Milk prices at 1995 levels, claim farmers
The Irish Farmers Association (IFA) has claimed that recent cuts to milk prices mean they are now at ‘1995 levels’ and that dairy processors have some serious questions to answer.
Farming organisations have reacted angrily to the cut in March milk prices by both Glanbia and Lakeland Dairies last Friday.
Glanbia said it was paying 30.5c/L (VAT inc), down 1c/L, while Lakeland Dairies announced a price of 31.56c/L (VAT and lactose bonus included) for March supplies.
“Bearing in mind that many industry spokespeople predicted only a couple of months ago that 2019 milk prices would be about on par with last year’s, co-ops owe it to their suppliers to signal that this is the end of milk price cuts for 2019. Farmers need every cent as peak approaches to clear their massively increased 2018 bills,” IFA National Dairy Chairman Tom Phelan said.
“Farmers legitimately ask: when all this investment has been made on farms and in industry to generate value, when a national food sustainability strategy has been developed and farmers are delivering on it, how come we still, this month, are looking at a 1995 milk price?”
“Our industry must do better. But right now, they must clearly state to dairy farmers that they have seen the end of milk price cuts for 2019,” he said.
ICMSA’s Dairy Committee Chairperson, Gerald Quain, said that farmers were entitled to be both cynical and very angry about milk price given the decision of two of the states biggest milk processors to cut their milk price.
“The plain fact is that Irish Co-ops have been lagging near the bottom of the European milk price table for a very considerable time and they are already underpaying on any kind of ‘like-for-like’ comparison with their European counterparts.

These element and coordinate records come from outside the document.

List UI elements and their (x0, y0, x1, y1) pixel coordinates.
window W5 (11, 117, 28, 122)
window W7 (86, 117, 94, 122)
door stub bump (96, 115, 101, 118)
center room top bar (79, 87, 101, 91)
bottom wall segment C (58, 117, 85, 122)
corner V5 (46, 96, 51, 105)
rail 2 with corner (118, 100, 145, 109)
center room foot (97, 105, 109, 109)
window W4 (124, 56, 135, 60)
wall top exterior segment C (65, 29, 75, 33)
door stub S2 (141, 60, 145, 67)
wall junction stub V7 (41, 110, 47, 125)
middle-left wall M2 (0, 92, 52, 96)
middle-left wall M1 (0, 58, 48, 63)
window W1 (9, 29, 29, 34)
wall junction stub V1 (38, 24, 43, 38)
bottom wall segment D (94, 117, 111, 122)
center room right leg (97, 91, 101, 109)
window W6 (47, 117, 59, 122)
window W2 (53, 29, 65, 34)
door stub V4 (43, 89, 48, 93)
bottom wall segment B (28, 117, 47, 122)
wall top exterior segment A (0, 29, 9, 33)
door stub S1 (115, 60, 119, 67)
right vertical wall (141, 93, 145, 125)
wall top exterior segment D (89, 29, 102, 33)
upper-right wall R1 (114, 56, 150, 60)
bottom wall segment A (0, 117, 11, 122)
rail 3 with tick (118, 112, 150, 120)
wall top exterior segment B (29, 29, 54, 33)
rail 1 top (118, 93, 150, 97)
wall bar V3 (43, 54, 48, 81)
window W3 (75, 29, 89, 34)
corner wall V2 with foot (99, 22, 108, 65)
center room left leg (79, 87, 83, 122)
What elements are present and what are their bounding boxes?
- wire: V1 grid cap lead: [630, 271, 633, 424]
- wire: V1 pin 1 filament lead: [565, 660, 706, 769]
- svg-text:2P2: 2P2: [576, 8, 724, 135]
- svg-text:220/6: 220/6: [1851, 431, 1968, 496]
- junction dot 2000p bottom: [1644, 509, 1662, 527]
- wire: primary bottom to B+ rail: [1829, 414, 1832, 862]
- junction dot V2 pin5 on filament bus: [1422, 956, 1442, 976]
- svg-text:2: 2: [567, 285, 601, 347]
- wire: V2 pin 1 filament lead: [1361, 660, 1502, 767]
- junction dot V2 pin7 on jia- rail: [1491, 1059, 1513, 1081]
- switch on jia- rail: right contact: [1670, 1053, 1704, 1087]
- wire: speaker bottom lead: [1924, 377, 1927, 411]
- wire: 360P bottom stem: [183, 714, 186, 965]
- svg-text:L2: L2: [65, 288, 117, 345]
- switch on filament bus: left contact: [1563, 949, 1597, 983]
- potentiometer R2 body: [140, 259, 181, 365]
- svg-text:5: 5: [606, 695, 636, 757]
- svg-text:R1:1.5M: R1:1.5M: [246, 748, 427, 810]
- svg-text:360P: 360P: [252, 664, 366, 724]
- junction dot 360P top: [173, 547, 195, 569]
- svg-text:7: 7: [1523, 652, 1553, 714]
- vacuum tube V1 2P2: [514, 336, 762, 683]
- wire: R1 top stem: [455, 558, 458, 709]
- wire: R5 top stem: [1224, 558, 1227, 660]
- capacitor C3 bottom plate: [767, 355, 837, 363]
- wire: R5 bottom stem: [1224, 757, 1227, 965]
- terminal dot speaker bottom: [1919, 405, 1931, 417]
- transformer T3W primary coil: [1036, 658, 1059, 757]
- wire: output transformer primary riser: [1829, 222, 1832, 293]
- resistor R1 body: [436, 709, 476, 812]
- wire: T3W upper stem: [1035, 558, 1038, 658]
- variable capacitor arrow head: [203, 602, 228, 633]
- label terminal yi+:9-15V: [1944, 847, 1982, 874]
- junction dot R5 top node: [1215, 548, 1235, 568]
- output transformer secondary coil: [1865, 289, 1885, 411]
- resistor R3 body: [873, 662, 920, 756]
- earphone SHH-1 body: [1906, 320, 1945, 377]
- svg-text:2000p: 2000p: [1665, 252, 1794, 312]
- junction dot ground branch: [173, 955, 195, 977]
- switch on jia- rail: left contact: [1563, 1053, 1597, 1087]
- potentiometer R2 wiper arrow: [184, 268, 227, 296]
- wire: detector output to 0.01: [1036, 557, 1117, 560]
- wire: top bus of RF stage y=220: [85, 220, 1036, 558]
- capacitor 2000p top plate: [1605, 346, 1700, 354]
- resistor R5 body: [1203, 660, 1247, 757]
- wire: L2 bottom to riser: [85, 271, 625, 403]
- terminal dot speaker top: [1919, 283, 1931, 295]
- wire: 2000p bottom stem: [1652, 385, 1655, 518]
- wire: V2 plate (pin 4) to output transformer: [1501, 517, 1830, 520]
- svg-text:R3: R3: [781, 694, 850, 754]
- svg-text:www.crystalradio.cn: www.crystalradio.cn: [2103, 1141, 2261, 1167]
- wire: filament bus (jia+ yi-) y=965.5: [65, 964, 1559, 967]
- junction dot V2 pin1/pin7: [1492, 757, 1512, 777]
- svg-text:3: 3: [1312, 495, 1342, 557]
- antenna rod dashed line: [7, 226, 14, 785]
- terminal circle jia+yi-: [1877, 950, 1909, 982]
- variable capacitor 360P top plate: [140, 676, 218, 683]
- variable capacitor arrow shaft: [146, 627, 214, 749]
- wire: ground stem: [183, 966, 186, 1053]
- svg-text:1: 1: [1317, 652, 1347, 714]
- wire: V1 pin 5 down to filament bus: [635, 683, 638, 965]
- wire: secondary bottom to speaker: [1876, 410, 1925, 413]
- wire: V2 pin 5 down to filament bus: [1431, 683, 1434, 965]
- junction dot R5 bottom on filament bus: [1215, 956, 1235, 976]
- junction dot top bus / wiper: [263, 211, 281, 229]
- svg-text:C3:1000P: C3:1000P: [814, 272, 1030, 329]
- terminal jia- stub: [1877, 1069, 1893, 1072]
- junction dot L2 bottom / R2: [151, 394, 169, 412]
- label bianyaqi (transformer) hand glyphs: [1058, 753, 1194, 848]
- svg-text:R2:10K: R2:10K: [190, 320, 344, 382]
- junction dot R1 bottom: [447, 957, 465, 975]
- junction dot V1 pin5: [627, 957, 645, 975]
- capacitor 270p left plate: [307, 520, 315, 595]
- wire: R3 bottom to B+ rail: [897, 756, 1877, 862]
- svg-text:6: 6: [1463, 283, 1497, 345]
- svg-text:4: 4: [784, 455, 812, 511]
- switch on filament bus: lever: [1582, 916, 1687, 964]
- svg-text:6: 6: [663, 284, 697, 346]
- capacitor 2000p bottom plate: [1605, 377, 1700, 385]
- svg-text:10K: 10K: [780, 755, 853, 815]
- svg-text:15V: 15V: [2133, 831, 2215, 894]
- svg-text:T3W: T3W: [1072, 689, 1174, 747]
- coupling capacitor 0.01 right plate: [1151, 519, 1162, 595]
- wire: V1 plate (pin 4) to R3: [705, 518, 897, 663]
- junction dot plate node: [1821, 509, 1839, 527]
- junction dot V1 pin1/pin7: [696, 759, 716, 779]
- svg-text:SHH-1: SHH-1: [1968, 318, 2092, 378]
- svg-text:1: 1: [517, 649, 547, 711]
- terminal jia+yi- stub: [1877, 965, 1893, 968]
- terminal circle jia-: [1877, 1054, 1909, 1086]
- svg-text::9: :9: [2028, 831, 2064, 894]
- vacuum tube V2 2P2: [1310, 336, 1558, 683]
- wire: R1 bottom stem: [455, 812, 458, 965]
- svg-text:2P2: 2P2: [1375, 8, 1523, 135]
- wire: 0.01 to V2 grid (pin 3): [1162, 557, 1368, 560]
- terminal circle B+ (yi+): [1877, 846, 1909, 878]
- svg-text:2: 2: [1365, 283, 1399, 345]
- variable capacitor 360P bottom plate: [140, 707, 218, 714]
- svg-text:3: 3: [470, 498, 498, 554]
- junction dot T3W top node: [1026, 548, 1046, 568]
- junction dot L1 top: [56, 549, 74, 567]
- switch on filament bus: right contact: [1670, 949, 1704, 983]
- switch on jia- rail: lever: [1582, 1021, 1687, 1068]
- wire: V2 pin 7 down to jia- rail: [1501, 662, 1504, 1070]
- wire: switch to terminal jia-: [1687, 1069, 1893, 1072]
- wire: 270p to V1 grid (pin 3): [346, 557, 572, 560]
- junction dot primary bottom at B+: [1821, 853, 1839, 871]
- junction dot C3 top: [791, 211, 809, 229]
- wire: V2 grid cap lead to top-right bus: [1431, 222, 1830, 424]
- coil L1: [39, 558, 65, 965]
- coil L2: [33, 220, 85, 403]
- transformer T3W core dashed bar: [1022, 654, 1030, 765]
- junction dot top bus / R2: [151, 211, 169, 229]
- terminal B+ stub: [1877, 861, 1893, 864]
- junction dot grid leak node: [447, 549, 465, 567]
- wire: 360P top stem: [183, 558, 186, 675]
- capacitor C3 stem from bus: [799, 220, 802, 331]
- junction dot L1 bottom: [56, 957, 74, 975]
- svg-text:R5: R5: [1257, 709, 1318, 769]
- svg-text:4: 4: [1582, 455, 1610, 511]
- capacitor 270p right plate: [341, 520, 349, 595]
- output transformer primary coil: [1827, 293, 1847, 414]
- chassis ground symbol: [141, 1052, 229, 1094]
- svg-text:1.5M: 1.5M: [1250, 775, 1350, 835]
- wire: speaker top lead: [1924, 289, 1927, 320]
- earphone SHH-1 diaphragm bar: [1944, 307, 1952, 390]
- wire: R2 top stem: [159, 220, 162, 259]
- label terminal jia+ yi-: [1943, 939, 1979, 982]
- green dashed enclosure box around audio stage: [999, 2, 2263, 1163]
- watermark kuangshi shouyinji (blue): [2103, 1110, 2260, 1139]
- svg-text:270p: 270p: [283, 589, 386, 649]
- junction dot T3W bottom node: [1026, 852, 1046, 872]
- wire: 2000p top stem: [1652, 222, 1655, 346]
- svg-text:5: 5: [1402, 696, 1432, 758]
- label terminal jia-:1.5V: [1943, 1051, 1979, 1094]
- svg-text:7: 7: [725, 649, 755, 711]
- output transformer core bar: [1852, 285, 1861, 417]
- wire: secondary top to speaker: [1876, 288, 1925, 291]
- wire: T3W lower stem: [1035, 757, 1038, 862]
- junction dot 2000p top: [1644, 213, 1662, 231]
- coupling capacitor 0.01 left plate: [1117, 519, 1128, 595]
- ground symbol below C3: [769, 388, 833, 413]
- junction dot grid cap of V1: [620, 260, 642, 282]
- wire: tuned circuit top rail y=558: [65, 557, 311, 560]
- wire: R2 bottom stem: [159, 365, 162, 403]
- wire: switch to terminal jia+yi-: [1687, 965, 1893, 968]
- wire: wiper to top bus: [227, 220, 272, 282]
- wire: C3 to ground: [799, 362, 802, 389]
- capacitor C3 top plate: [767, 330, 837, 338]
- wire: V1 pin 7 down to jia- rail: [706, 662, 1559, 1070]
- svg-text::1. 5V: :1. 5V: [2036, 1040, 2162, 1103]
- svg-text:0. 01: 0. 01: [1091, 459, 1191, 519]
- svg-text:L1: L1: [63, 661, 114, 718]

“So ICMSA will not accept the idea that a fall in the Ornua PPI immediately translates back into a cut in farmer price. The Co-ops will have to explain why increases in the Index rarely seem to benefit farmers immediately but falls seem to be passed back to farmer milk price instantly”, said Mr. Quain.
The move by two of the country’s largest processors comes as milk production is on target to top 8bn litres this year, with deliveries to some producers up 12-13pc in the first quarter compared to the first quarter of 2018.
Glanbia said its March price is “in line with current market returns”.
“While global milk supply growth is lower than previous years and oil prices have increased, market demand in some regions is being adversely affected by challenges that include lower economic growth, Brexit and trade wars,” Glanbia chairman Martin Keane said.